Langkah ini merupakan upaya untuk mengakhiri dominasi dua perusahaan itu di pasar distribusi aplikasi, yang selama ini dianggap memberatkan pengembang kecil dan startup.
Selain itu, Jepang juga menyoroti isu “self-preferencing“, yaitu praktik di mana platform besar seperti Apple dan Google memberikan perlakuan istimewa pada produk dan layanan mereka sendiri dibandingkan kompetitor. Contohnya, App Store bisa saja memperlambat proses review aplikasi dari layanan streaming pihak ketiga sementara layanan Apple TV bisa masuk lebih cepat tanpa hambatan.
Gak Larang Pengawasan Keamanan

Meski begitu, undang-undang ini gak melarang Google dan Apple melakukan proses verifikasi aplikasi. Mereka tetap boleh melakukan pengecekan lebih lanjut terhadap aplikasi jika tujuannya adalah:
- Memastikan keamanan siber
- Mencegah konten berbahaya atau promosi kekerasan
Intinya, pemeriksaan masih diperbolehkan selama dilakukan secara objektif dan transparan, tanpa ada niat untuk mengeliminasi kompetitor.
Apa yang Diharapkan dari Aturan Ini?
Komisi berharap dengan adanya regulasi ini, persaingan di sektor perangkat lunak smartphone akan semakin sehat. Konsumen pun bakal diuntungkan karena:
- Harga layanan dan aplikasi bisa lebih murah
- Lebih banyak opsi aplikasi dan platform alternatif
- Developer lokal dan startup memiliki kesempatan yang lebih besar untuk berkembang
Selain itu, JFTC juga sudah membentuk unit khusus pada April lalu untuk fokus mengawasi perusahaan-perusahaan teknologi besar. Mereka juga menambah jumlah ahli TI dari sektor swasta, sehingga tim menjadi tiga kali lebih besar, dari sekitar 20 orang menjadi 60 orang.
Unit ini bertugas buat menyelidiki potensi pelanggaran aturan, mengevaluasi kebijakan bisnis raksasa teknologi, serta menjamin penerapan UU berjalan lancar tanpa diskriminasi.

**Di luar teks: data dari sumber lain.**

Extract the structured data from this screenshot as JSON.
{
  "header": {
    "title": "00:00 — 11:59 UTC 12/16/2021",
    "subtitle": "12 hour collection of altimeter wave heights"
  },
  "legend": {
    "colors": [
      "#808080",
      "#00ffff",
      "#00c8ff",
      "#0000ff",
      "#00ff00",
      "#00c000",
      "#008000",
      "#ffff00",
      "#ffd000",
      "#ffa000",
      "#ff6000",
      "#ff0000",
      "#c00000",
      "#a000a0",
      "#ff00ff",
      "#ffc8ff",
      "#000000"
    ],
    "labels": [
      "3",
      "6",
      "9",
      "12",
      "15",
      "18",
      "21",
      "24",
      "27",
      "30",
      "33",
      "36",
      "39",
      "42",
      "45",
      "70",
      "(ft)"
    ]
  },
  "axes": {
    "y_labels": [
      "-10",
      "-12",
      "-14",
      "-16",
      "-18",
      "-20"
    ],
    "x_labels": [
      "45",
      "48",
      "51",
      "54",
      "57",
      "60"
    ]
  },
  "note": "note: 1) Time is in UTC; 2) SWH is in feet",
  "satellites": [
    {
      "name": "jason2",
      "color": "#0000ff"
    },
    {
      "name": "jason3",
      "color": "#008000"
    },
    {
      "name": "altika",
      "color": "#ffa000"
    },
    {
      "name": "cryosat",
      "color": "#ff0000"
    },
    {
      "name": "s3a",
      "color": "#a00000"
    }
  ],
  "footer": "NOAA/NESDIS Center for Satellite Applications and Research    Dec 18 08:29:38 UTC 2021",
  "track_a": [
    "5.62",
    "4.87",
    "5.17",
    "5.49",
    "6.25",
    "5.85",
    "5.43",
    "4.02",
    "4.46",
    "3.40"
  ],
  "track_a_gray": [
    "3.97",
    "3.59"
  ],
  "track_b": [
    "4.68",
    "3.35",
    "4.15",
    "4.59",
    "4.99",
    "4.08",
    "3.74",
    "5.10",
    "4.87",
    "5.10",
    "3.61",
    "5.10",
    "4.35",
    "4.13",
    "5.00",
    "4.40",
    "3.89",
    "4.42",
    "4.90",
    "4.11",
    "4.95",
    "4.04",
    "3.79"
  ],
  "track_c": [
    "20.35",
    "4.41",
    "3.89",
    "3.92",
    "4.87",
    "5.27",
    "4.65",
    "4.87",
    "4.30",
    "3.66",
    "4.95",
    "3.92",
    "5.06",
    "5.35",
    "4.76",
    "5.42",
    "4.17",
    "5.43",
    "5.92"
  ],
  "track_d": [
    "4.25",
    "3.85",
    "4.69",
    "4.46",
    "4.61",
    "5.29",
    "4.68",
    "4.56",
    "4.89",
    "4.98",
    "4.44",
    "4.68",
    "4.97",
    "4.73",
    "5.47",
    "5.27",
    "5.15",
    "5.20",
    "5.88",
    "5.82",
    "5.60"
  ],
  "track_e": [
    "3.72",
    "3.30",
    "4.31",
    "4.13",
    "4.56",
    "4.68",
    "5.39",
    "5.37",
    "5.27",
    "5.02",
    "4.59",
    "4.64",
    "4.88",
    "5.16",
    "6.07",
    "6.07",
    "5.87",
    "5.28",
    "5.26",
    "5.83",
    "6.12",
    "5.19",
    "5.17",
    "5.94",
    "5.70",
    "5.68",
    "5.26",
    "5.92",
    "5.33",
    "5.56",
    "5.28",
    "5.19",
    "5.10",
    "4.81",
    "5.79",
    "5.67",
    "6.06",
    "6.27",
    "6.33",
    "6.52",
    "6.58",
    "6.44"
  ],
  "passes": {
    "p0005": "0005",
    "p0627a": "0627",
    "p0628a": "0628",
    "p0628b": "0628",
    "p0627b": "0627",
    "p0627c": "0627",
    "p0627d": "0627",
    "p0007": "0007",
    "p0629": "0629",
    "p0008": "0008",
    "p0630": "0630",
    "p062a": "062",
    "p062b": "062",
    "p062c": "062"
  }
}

Masih Butuh Masukan Publik
Sebelum resmi diterapkan, rancangan pedoman ini masih dibuka untuk masukan publik sampai 13 Juni 2025 . Setelah itu, JFTC akan finalisasi pedoman pada akhir Juli.
Ini bukan pertama kalinya Jepang menyoroti masalah ini. Sebelumnya, pemerintah juga udah menyoroti praktik bisnis Google dan Apple yang dinilai kurang adil terhadap pengembang kecil. Tapi dengan adanya UU ini, eksekusi diharapkan lebih cepat dan efektif dibandingkan pakai aturan antimonopoli konvensional.
Konteks Global & Reaksi Industri

Langkah Jepang ini sejalan dengan tren global di mana negara-negara maju mulai memperketat regulasi terhadap perusahaan teknologi besar. Uni Eropa juga sedang mendorong Digital Markets Act (DMA), sementara Amerika Serikat tengah membahas reformasi antitrust.
Kalau berhasil, Jepang bisa jadi salah satu negara Asia pertama yang sukses menciptakan ekosistem digital yang lebih adil dan inovatif — bukan cuma buat perusahaan besar, tapi juga buat para developer muda dan startup lokal.
Penutup
Langkah Jepang kali ini jadi salah satu contoh nyata negara maju yang berani melawan dominasi perusahaan teknologi global. Bukan cuma bicara soal keamanan data atau privasi, tapi juga soal keadilan pasar digital.
Kalau berhasil, ini bisa jadi awal dari ekosistem aplikasi yang lebih inklusif dan inovatif — bukan cuma buat perusahaan besar, tapi juga buat para developer muda dan startup lokal.